We sold the house we raised our family in last summer, and it gave me the opportunity to compare the purely financial counter-factual question of “would I have been better off in financial terms renting, vs owning this house all these years”.
We saw a substantial capital gain, some of which was subject to federal taxation, had some sales expenses, which yielded the base “ownership” rate of return.
The counter-factual was a little harder, but I had some data on rental rates, and hard data on portfolio returns in the 401K. If one assumes that you had the discipline to put all of the “excess” income into the same portfolio mix as everything else in the 401K, it turned out, for us, that we would defiantly have had a better financial return by renting.
But that ignores the quality of life issues that come along with that more expensive mortgage.
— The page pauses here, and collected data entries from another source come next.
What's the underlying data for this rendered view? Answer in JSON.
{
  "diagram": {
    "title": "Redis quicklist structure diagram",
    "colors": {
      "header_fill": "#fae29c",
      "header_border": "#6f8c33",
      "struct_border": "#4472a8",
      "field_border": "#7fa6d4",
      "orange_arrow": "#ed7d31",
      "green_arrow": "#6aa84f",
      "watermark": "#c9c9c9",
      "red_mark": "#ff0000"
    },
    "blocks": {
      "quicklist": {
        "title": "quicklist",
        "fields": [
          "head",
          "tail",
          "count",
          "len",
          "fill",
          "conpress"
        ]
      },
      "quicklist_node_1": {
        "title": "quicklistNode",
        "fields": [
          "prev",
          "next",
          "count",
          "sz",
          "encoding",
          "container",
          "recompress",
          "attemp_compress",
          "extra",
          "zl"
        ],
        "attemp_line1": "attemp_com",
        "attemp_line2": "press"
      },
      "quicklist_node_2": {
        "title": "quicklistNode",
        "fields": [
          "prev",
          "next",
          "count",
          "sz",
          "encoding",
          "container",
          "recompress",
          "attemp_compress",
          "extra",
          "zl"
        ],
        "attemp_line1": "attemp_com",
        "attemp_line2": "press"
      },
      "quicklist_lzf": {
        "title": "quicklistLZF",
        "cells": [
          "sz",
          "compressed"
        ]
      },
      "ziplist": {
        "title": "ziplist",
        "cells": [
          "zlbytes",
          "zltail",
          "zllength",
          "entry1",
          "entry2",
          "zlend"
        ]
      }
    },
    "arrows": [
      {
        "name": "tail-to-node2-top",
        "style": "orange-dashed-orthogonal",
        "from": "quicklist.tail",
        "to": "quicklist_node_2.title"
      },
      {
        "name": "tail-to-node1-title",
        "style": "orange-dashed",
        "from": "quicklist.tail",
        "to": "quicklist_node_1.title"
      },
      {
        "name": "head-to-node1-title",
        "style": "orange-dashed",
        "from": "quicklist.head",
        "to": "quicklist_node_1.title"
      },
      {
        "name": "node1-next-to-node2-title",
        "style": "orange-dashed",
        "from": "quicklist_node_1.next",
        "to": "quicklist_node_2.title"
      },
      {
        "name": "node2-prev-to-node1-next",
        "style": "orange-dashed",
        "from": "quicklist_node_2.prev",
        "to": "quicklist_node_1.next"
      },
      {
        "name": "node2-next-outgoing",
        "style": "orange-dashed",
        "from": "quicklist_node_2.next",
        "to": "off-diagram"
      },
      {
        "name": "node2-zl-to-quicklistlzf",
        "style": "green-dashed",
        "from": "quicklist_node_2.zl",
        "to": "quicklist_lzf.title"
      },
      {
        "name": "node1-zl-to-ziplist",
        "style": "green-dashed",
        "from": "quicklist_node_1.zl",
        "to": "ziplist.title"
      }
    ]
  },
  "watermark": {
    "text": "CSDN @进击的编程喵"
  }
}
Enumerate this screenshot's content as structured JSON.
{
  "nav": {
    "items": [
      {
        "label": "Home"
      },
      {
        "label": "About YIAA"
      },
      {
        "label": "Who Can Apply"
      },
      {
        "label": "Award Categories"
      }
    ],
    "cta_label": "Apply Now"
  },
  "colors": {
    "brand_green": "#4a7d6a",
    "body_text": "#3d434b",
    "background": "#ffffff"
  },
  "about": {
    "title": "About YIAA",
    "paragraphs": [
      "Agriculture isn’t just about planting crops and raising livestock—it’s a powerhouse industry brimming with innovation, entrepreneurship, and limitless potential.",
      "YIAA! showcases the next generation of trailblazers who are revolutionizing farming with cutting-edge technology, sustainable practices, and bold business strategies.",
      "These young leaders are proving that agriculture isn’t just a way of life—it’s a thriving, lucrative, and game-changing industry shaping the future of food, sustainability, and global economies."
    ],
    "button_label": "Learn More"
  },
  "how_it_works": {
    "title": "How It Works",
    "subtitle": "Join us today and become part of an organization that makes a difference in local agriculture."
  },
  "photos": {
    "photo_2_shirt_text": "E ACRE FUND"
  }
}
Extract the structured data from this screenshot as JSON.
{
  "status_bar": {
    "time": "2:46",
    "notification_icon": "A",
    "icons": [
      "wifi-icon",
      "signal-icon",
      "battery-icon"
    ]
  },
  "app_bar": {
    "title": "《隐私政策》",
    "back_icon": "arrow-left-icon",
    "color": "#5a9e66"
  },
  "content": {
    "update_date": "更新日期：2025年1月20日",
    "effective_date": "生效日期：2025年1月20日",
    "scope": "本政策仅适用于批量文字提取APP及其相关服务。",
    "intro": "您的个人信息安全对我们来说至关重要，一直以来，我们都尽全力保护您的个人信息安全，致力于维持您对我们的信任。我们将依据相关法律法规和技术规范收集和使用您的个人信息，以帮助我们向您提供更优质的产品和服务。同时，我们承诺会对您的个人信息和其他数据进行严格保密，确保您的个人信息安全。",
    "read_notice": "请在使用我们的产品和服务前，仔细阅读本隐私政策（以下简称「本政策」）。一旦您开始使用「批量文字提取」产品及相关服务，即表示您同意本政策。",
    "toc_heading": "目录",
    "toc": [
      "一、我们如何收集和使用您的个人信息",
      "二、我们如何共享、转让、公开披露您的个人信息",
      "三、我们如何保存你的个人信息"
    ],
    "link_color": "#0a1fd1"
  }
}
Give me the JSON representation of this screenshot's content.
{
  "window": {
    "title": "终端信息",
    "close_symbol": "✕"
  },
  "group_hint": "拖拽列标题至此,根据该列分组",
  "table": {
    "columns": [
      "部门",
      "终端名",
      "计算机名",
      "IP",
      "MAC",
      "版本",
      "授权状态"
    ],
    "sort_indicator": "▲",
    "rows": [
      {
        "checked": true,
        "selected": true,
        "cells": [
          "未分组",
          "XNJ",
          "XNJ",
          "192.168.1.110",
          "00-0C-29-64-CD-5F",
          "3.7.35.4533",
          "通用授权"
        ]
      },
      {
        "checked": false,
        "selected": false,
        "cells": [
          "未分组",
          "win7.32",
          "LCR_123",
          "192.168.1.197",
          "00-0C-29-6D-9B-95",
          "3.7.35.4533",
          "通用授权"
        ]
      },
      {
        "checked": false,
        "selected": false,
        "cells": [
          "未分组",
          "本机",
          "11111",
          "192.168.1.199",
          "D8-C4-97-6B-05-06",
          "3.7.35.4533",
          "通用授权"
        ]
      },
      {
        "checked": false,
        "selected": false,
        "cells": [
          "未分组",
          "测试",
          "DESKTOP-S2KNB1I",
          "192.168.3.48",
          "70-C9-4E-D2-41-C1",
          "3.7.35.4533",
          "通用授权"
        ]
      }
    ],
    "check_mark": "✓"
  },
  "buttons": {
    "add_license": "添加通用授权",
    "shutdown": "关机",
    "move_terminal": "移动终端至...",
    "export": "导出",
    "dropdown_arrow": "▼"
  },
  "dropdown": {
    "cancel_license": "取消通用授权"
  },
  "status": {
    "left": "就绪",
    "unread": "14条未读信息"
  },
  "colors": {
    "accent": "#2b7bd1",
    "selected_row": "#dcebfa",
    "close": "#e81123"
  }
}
As the children grew older, we updated the back yard to better suit our summertime activities, we had the kitchen set up exactly the way we wanted it, added a mother-in-law unit when it was time to take care of an elderly family member etc etc etc.
There’s more to life than the amount of cash you have at the end.
So, this article isn’t wrong, per se, but it really does leave out a big part of the decision making process when it comes to how people decide where they’re going to live and raise a family.
I am a number cruncher—but I would tell anyone that quality of life issues are much more important than numbers.
You need to decide what your “quality of life” priorities are—and make decisions based on those.
I think you treated your house more like a “utility” as mentioned in the article.